I essentially have a table like this:
╔══════════╦═══════════╦══════════╦══════════╦═══════════╦══════════╦
║ PersonID ║ Firstname ║ Lastname ║ status ║ startdate ║ endate ║
║ 10233 ║ stacy ║ adamns ║ active ║ 12-23-13 ║ 02-11-14 ║
║ 10233 ║ stacy ║ adamns ║ pending ║ 02-11-14 ║ 03-09-14 ║
║ 10233 ║ stacy ║ adamns ║ inactive ║ 03-09-14 ║ 12-31-99 ║
║ 10244 ║ steve ║ smith ║ active ║ 01-07-14 ║ 12-31-99 ║
╚══════════╩═══════════╩══════════╩══════════╩═══════════╩══════════╩
and turn it into:
╔══════════╦══════════╦═══════════╦══════════╦════════╗
║ Date ║ PersonID ║ Firstname ║ Lastname ║ status ║
║ 12-23-13 ║ 10233 ║ stacy ║ adamns ║ active ║
║ 12-24-13 ║ 10233 ║ stacy ║ adamns ║ active ║
║ 12-25-13 ║ 10233 ║ stacy ║ adamns ║ active ║
║ 12-26-13 ║ 10233 ║ stacy ║ adamns ║ active ║
║ ║ ║ ║ ║ ║
╚══════════╩══════════╩═══════════╩══════════╩════════╝
This table has 28 additional columns with various things describing the employee (they are static and don't change e.g Height) and it is 48 million rows long...
I need to know how many employees were in the state of "active" for each day for the past 2 years.
Now with a smaller date range or set of data this is pretty easy, I would just join it with a calendar table with something similar to this:
Create Table People_history as
Select Day_id,Firstname,Lastname,status
from People
Join Time_calendar on day_id between startdate and endate;
I have calculated that the resulting table will become 7.8 billion rows and over 3 terrabytes; however my database cannot even finish the query because it runs out of Temp memory.
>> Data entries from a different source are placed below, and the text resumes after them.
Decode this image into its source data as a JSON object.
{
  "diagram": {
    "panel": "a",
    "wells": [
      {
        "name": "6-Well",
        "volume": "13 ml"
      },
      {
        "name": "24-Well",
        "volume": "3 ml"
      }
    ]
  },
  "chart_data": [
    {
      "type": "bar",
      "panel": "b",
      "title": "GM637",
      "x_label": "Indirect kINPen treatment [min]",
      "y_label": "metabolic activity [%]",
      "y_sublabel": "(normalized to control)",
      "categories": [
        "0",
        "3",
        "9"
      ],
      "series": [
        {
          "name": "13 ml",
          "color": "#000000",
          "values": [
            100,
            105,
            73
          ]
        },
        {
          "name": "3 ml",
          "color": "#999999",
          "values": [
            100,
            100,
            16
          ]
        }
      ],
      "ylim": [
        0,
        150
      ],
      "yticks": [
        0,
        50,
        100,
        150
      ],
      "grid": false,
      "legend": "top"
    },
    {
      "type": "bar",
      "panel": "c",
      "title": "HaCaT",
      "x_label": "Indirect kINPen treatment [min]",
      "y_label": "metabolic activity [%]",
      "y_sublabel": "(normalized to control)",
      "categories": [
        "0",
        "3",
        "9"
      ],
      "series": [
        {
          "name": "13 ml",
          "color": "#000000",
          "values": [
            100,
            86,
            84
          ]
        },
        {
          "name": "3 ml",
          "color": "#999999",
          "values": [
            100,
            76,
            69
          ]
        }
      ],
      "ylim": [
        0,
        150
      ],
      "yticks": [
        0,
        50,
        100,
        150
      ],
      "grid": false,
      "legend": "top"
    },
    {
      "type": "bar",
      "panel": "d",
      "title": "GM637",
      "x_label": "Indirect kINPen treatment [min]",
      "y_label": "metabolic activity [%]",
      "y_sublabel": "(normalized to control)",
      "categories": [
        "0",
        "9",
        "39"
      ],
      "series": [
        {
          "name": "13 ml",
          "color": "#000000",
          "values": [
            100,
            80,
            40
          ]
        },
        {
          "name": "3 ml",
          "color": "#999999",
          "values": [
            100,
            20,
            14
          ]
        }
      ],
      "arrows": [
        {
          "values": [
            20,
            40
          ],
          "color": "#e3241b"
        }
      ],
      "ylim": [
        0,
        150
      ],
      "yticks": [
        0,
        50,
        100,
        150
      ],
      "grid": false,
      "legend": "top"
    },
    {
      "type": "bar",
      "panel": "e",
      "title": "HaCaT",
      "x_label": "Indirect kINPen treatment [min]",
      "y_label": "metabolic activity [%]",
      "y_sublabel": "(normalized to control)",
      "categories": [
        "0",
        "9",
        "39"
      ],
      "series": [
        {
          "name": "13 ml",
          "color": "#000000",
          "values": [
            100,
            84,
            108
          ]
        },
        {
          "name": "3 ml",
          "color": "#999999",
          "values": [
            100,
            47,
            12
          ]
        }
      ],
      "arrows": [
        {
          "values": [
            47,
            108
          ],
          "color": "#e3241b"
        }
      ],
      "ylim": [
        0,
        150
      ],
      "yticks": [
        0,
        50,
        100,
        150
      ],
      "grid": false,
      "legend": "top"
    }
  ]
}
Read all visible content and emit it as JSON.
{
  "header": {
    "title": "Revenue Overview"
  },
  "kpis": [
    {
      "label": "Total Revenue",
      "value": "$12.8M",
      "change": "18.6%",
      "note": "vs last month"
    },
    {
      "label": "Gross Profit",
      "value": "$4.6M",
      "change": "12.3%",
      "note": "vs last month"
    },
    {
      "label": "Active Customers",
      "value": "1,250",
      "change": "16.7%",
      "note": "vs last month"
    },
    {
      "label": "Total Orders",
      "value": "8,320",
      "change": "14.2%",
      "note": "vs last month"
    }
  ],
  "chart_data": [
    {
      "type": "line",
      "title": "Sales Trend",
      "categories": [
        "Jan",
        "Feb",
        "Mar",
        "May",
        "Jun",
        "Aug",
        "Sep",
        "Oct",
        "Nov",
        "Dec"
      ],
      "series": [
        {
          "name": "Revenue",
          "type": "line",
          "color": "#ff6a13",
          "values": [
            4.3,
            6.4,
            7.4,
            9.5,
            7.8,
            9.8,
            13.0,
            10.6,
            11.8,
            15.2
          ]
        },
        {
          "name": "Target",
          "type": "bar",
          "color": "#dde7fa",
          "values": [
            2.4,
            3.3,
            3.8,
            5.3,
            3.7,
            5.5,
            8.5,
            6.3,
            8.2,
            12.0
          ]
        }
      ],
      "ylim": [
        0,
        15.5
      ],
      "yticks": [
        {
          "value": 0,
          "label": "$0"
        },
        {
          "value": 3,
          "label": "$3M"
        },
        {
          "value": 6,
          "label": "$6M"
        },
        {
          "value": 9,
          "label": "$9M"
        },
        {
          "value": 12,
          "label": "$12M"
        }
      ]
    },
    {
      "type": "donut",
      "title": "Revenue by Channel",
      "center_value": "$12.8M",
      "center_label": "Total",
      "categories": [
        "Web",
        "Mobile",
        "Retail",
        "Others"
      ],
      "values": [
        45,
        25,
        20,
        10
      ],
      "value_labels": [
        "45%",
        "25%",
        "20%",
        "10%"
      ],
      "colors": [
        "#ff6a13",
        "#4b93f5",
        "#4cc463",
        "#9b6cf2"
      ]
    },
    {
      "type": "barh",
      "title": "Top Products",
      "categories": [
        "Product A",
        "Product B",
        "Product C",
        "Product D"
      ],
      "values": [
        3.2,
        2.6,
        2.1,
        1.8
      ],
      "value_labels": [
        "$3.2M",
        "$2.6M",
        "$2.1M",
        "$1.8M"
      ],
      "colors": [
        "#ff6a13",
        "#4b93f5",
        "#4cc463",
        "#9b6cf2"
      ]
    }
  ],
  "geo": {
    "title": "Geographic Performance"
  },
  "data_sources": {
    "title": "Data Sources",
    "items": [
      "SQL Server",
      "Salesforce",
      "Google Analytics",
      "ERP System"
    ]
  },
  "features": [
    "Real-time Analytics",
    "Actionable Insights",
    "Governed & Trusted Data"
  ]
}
With a cursor I can get around the memory problem but it takes over 24 hours to run... I only need to do this once so maybe that's what I'll be stuck doing, but I figured I would ask you guys first.
Should I be looking at a different database to do this sort of analysis or just a more efficient method?
I've looked into Cassandra which recommends creating columns for the time intervals or MongoDB which you could throw the intervals and status into their own hash on each person. Are these good alternatives?